The journey through the desert served as an intensive educational experience, designed to entirely reshape how the Israelites understood survival and their reliance on God. By severing their access to natural food sources, a profound truth about human existence and the true source of life was revealed to them.
The hardships they faced involved stages of affliction and hunger. The primary approach among commentators is that the affliction refers to the physical toll of the journey itself, while the hunger refers to the severe lack of food before the heavenly sustenance arrived [רמב״ן, אבן עזרא, טור הארוך, רבנו בחיי, בכור שור]. However, others suggest that the affliction and hunger were actually bound up in the experience of eating the heavenly food itself. The affliction stemmed from receiving their rations only one day at a time, creating a constant state of dependency that deprived them of the security of having stored provisions. Additionally, the uniform appearance of the food lacked the visual variety they were used to [תולדות יצחק, הדר זקנים, חזקוני].

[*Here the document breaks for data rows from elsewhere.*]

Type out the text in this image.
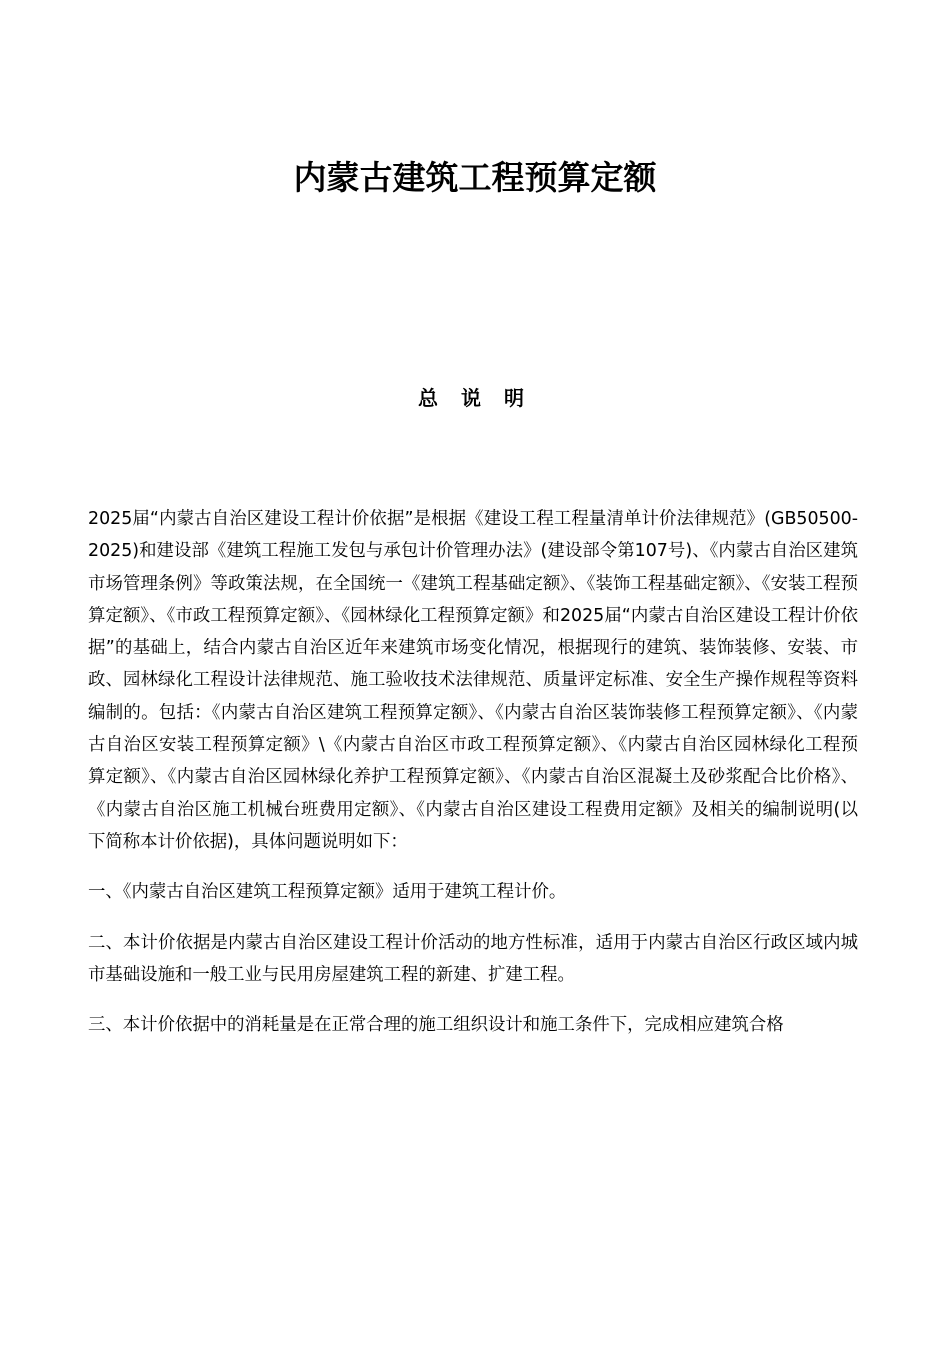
内蒙古建筑工程预算定额
总 说 明

2025届“内蒙古自治区建设工程计价依据”是根据《建设工程工程量清单计价法律规范》(GB50500-2025)和建设部《建筑工程施工发包与承包计价管理办法》(建设部令第107号)、《内蒙古自治区建筑市场管理条例》等政策法规，在全国统一《建筑工程基础定额》、《装饰工程基础定额》、《安装工程预算定额》、《市政工程预算定额》、《园林绿化工程预算定额》和2025届“内蒙古自治区建设工程计价依据”的基础上，结合内蒙古自治区近年来建筑市场变化情况，根据现行的建筑、装饰装修、安装、市政、园林绿化工程设计法律规范、施工验收技术法律规范、质量评定标准、安全生产操作规程等资料编制的。包括：《内蒙古自治区建筑工程预算定额》、《内蒙古自治区装饰装修工程预算定额》、《内蒙古自治区安装工程预算定额》\《内蒙古自治区市政工程预算定额》、《内蒙古自治区园林绿化工程预算定额》、《内蒙古自治区园林绿化养护工程预算定额》、《内蒙古自治区混凝土及砂浆配合比价格》、《内蒙古自治区施工机械台班费用定额》、《内蒙古自治区建设工程费用定额》及相关的编制说明(以下简称本计价依据)，具体问题说明如下：

一、《内蒙古自治区建筑工程预算定额》适用于建筑工程计价。

二、本计价依据是内蒙古自治区建设工程计价活动的地方性标准，适用于内蒙古自治区行政区域内城市基础设施和一般工业与民用房屋建筑工程的新建、扩建工程。

三、本计价依据中的消耗量是在正常合理的施工组织设计和施工条件下，完成相应建筑合格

This period of hunger acted as a spiritual and medical cleanse. It emptied their bodies of the impure physical diet of Egypt and subdued their material desires, preparing them to receive the Torah and attain higher intellectual understanding [שפתי כהן, מלבי״ם]. Had God provided this heavenly food while they were still full from the provisions they carried out of Egypt, they would never have appreciated it [חזקוני]. Furthermore, the extreme physical weakness caused by their hunger highlights the perfection of the heavenly food. While ordinary food can severely harm the digestive system of a starving person, this sustenance was so pure and refined that it nourished them perfectly without causing any harm [אור החיים].
This unique food was entirely unknown to them and their ancestors because there was no historical tradition of surviving on heavenly rations for an extended period [רמב״ן, טור הארוך]. While the patriarchs of the nation certainly experienced miracles, those were hidden miracles that operated within the laws of nature. In contrast, this food was an open, direct, and supernatural creation from God [רבנו בחיי]. Additionally, the patriarchs already possessed refined and pure bodies. The desert generation, however, required this specialized diet to purify their materiality after enduring crushing slave labor in Egypt [שפתי כהן].
The ultimate purpose of this process was to teach that human survival does not depend solely on ordinary bread. Such food symbolizes normal physical sustenance [אבן עזרא], as well as the product of human effort and control over nature. Relying on these achievements can create a dangerous illusion of absolute independence, drawing a person into an endless, anxiety-filled pursuit of material wealth while forgetting divine providence [רש״ר הירש]. The lesson is to avoid placing absolute trust in physical sustenance [רא״ש, הדר זקנים]. This also prepared the nation for future periods of exile and scarcity, times when physical bread or Temple sacrifices would be absent, teaching them that their existence does not rely solely on these elements [העמק דבר].
Instead, human life is sustained by everything that emerges from God. On a basic level, this refers to His divine decree. Bread does not nourish because of its inherent physical properties, but simply because God decreed that it should. He can just as easily command any other substance to sustain human life, just as He did with the simple, uncompounded heavenly food in the desert [תולדות יצחק, אם למקרא, שפתי כהן]. On a deeper level, every physical food contains a supreme spiritual force, which is what truly sustains the soul. The heavenly food they ate was that exact spiritual force, delivered in its pure form directly from God without any natural chain of events or physical outer shell [רבנו בחיי, נחל קדומים, אבי עזר]. Practically, what emerges from God includes the Commandments, the Oral Torah, prayers, and blessings over food; these are the true sources of life in both this world and the next [רא״ש, הדר זקנים, שפתי כהן, העמק דבר].
Eating this pure food completely reversed human nature. Normally, food first nourishes the physical body, and the soul draws its vitality through the body. In the desert, the food nourished the soul directly, and the physical body drew its strength from the soul's vitality. This process purified the people, prevented their bodies and clothing from deteriorating, and granted them the mental clarity needed for deep spiritual devotion [מלבי״ם, חתם סופר, צאינה וראינה, קצור בעל הטורים]. Ultimately, the dual nature of survival is reflected in two distinct types of existence: the ordinary physical life dependent on earthly bread, and the elevated, supernatural spiritual life sustained directly by the power of God [נתינה לגר].